Another day, another fraud scandal
We’re just digging into the 105 pages of federal search warrants being executed at nine separate locations in the metro area.
The searches involve at least five (5) corporate entities participating in the state Medicaid program Housing Stabilization Services (HSS) offered through the state Dept. of Human Services.
The U.S. Attorney alleges specific instances of fraud across the five companies totaling $348,100. The Feds calculate that combined, the five companies took in over $7 million in revenue from the HSS program. The Feds document that two of the five companies are owned by a pair of brothers.
The Minnesota Star Tribune reports:
Companies have received millions in Medicaid funds for services they did not provide, according to a search warrant application that says the Housing Stabilization Services program has proven to be “extremely vulnerable to fraud.”
HSS is a relatively new program that’s grown exponentially since it started. From the search warrant, p. 23:

The program has continued to grow into 2025. In the past 4 1/2 years, HSS has paid out over $300 million, working out to more than 25 times the original projections.
From the Acting U.S. Attorney for Minnesota Joe Thompson:
Minnesota has a fraud problem—and not a small one. For too long, organized fraud schemes like this have flourished in plain sight, draining public resources dry. Today’s warrants are another step in a much bigger reckoning. This state needs to confront the scale of its fraud problem—because ignoring it is no longer an option.

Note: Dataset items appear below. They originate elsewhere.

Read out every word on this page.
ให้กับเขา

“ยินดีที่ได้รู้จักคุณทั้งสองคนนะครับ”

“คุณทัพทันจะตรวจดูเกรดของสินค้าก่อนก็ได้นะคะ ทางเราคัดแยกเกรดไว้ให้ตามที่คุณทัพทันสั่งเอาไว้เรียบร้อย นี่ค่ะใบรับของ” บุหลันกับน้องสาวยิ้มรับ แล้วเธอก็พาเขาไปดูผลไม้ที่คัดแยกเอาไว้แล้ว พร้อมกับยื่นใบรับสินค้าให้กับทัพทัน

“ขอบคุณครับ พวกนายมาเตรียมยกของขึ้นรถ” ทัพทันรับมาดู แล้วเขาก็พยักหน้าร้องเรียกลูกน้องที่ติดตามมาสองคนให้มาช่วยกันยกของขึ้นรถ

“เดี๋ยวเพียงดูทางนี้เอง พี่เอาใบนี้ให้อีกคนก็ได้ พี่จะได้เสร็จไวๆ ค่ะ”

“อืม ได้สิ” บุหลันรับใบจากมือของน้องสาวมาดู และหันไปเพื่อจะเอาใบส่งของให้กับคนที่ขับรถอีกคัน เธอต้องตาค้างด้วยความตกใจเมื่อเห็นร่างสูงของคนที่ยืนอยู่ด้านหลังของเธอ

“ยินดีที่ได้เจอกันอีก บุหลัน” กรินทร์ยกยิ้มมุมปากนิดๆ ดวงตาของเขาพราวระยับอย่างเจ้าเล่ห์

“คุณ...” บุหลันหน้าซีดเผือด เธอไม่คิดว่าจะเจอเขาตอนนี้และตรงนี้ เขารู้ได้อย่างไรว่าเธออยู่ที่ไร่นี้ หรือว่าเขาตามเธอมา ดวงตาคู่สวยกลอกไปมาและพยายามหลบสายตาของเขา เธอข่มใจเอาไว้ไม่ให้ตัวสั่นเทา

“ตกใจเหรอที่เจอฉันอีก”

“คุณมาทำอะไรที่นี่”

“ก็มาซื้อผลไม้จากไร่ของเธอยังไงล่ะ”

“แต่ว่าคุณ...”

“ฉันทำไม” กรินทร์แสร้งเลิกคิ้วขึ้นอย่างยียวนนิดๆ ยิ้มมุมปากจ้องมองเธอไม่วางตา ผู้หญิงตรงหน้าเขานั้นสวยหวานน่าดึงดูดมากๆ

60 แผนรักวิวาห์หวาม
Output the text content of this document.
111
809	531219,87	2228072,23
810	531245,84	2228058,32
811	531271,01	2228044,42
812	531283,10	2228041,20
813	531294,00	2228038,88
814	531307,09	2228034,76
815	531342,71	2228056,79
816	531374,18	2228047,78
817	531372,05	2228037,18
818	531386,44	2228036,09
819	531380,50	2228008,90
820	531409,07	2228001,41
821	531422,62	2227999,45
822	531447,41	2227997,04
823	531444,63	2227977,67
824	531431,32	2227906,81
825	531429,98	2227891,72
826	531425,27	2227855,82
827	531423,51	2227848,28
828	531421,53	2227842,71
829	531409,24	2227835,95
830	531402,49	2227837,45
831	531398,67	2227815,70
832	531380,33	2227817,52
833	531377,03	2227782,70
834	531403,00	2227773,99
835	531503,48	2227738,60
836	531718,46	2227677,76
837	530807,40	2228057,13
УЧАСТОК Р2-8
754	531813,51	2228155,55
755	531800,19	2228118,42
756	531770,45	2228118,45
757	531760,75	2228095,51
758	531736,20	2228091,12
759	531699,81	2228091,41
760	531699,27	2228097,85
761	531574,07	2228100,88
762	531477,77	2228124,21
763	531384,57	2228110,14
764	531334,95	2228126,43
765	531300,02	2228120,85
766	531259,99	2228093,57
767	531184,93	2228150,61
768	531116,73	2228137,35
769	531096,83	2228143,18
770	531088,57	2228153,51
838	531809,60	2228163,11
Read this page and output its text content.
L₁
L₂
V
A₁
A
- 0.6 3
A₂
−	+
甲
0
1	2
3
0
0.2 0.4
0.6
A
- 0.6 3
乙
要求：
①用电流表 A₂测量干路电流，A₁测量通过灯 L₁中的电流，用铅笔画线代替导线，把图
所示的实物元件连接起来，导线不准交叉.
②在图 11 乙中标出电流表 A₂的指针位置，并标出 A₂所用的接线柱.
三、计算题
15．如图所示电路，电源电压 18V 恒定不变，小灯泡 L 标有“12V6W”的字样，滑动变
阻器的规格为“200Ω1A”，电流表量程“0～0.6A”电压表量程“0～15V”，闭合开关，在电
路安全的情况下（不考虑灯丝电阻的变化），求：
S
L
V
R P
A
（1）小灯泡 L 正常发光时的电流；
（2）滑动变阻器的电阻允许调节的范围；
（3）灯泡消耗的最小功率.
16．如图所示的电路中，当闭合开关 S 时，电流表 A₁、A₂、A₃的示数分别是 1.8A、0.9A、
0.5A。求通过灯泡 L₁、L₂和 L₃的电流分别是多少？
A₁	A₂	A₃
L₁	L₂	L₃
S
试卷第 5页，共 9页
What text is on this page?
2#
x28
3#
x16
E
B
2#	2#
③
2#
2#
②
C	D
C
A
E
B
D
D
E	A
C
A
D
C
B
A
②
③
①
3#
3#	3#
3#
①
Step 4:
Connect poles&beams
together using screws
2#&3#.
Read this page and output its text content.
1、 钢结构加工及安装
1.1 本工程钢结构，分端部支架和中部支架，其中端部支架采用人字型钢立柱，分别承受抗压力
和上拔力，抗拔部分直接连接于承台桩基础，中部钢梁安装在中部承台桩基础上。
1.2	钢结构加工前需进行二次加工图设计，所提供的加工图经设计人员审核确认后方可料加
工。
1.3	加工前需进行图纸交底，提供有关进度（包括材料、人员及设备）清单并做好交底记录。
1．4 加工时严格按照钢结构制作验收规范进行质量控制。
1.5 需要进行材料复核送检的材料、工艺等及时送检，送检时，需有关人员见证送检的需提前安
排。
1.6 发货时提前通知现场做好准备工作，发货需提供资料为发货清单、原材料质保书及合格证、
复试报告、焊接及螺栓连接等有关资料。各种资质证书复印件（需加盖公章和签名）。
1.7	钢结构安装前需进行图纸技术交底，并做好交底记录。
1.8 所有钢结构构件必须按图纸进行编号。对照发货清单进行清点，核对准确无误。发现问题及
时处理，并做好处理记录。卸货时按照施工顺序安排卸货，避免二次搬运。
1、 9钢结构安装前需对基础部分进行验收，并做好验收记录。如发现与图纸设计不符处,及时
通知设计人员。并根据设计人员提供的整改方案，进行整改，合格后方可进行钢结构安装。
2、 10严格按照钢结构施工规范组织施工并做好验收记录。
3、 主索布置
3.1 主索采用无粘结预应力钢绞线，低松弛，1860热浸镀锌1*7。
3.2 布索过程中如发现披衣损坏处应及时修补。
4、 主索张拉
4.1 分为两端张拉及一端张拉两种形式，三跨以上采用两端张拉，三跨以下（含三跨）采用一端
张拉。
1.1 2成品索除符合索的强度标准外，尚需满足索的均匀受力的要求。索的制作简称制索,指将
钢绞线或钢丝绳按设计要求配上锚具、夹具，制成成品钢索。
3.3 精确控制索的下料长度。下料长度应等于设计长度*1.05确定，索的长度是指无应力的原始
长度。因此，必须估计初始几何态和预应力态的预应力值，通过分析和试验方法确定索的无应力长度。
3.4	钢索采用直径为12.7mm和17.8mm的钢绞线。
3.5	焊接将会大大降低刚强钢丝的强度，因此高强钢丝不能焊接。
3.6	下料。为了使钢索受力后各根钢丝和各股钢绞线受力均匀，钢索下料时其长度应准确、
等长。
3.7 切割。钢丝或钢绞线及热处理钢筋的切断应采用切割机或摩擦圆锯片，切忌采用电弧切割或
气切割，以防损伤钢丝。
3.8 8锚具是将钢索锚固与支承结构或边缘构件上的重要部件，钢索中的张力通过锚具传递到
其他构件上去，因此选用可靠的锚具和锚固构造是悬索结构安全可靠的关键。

The federal investigation builds on the work of KARE-11 TV reporter A.J. Lagoe.
Here’s how DHS describes the service:
Housing Stabilization Services is a new Minnesota Medical Assistance benefit to help people with disabilities, including mental illness and substance use disorder, and seniors find and keep housing.
So, it doesn’t provide actual housing. It provides a service consisting of people talking to you, the client, about housing. As the search warrant notes (p. 15, paragraph 39), Minnesota was the first state in the nation to offer this service for Medicaid. Lucky us. The program began in July 2020.
Coincidentally, Search Premises No. 1 in this investigation is the massive multi-tenant office building at 1821 University Ave. in St. Paul, which features prominently in the unrelated Feeding Our Future scandal.

The search warrant reports (p. 26, paragraph 67) that the above building houses 22 separate HSS provider companies. The Feds estimate that more than $8 million for HSS flowed through this building.
With this new data on the HSS fraud we have updated the ScandalTracker.